Singularity sample file

August 16, 2023 · 2 min read

anadynamics developer

Here's a simple starting file that's based on a CUDA 11 docker image for ubuntu 22.04. It includes the vectorAdd.cu file from cuda-samples/Samples/0_Introduction/vectorAdd and some header files from cuda-samples/Common. These sample files used to come with the CUDA toolkit, but now they have to be downloaded from a repo.

Bootstrap: docker
From: nvcr.io/nvidia/cuda:11.7.0-devel-ubuntu22.04

%post
    export DEBIAN_FRONTEND=noninteractive
    apt update
    cd /opt
    nvcc -ccbin g++ -m64 -gencode arch=compute_50,code=sm_50 -gencode arch=compute_52,code=sm_52 -gencode arch=compute_60,code=sm_60 -gencode arch=compute_61,code=sm_61 -gencode arch=compute_70,code=sm_70 -gencode arch=compute_75,code=sm_75 -gencode arch=compute_80,code=sm_80 -gencode arch=compute_86,code=sm_86 vectorAdd.cu -o local_vectorAdd -I./
    
%runscript
    /opt/local_vectorAdd

%environment
    export LC_ALL=C

%files
    helper_cuda.h /opt/
    helper_string.h /opt/
    vectorAdd.cu /opt/

Some explanations about the non-obvious lines:

export DEBIAN_FRONTEND=noninteractive is an almost mandatory line in all containers. It prevents the system from expecting user input, which in our case would hald the container build.
export LC_ALL=C: so Perl doesn't complain about localization if we launch the container as a shell.
We're asking nvcc to generate PTX and SASS for all currently supported architectures.

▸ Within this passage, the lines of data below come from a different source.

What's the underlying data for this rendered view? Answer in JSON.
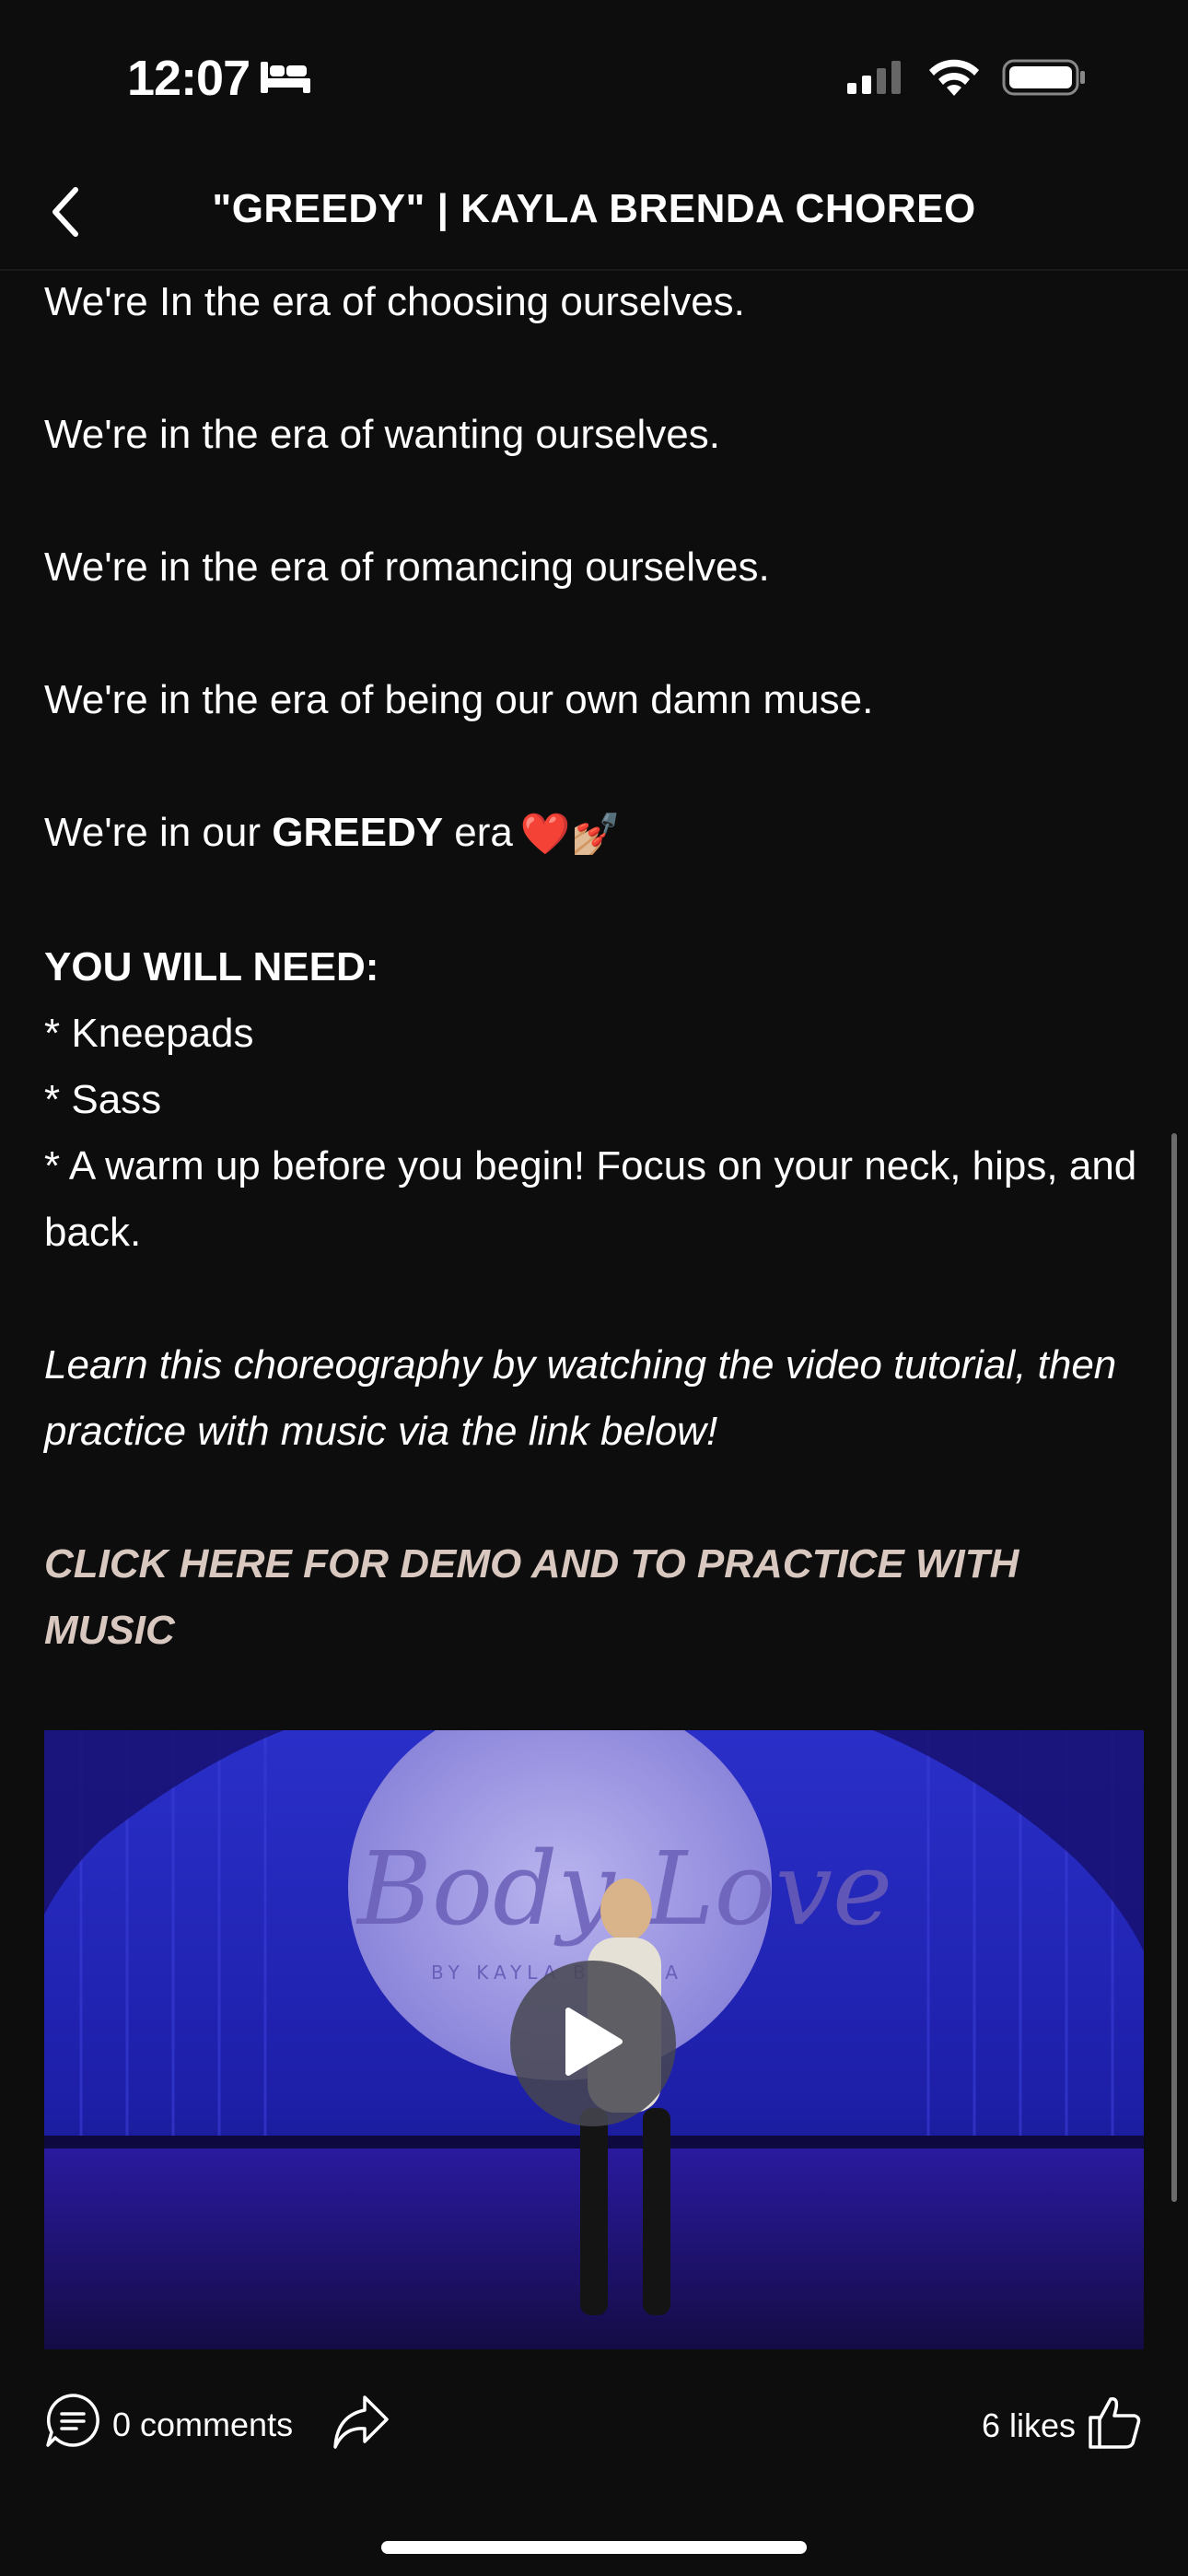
{
  "status_bar": {
    "time": "12:07",
    "sleep_icon": "bed-icon",
    "signal_icon": "cellular-signal-icon",
    "wifi_icon": "wifi-icon",
    "battery_icon": "battery-icon"
  },
  "header": {
    "title": "\"GREEDY\" | KAYLA BRENDA CHOREO",
    "back_icon": "chevron-left-icon"
  },
  "body": {
    "line1": "We're In the era of choosing ourselves.",
    "line2": "We're in the era of wanting ourselves.",
    "line3": "We're in the era of romancing ourselves.",
    "line4": "We're in the era of being our own damn muse.",
    "line5_prefix": "We're in our ",
    "line5_bold": "GREEDY",
    "line5_suffix": " era",
    "line5_emoji": "❤️💅🏼",
    "need_heading": "YOU WILL NEED:",
    "need_items": [
      "* Kneepads",
      "* Sass",
      "* A warm up before you begin! Focus on your neck, hips, and back."
    ],
    "instructions": "Learn this choreography by watching the video tutorial, then practice with music via the link below!",
    "cta_link": "CLICK HERE FOR DEMO AND TO PRACTICE WITH MUSIC"
  },
  "video": {
    "play_icon": "play-icon",
    "logo_text": "Body Love",
    "logo_subtext": "BY KAYLA BRENDA"
  },
  "actions": {
    "comments_label": "0 comments",
    "comments_icon": "comment-bubble-icon",
    "share_icon": "share-arrow-icon",
    "likes_label": "6 likes",
    "like_icon": "thumbs-up-icon"
  },
  "colors": {
    "background": "#0d0d0d",
    "text": "#ffffff",
    "cta": "#d9c8c0",
    "video_blue": "#1a1680"
  }
}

After saving this into the definition file singu.def and building it on my machine:

$ sudo singularity build singu.sif singu.def

I uploaded it onto Leonardo, which is a Red Hat 8.6 system, and ran it:

(base) [pbarlett@lrdn3433 ~]$ singularity run --nv singu.sif 
INFO:    Converting SIF file to temporary sandbox...
WARNING: underlay of /etc/localtime required more than 50 (76) bind mounts
WARNING: underlay of /usr/bin/nvidia-smi required more than 50 (387) bind mounts
[Vector addition of 50000 elements]
Copy input data from the host memory to the CUDA device
CUDA kernel launch with 196 blocks of 256 threads
Copy output data from the CUDA device to the host memory
Test PASSED
Done
INFO:    Cleaning up image...

GLIBC versions between my computer (2.35) and Leonardo's (2.28) also differ, so we can only hope we don't run into any issues later on.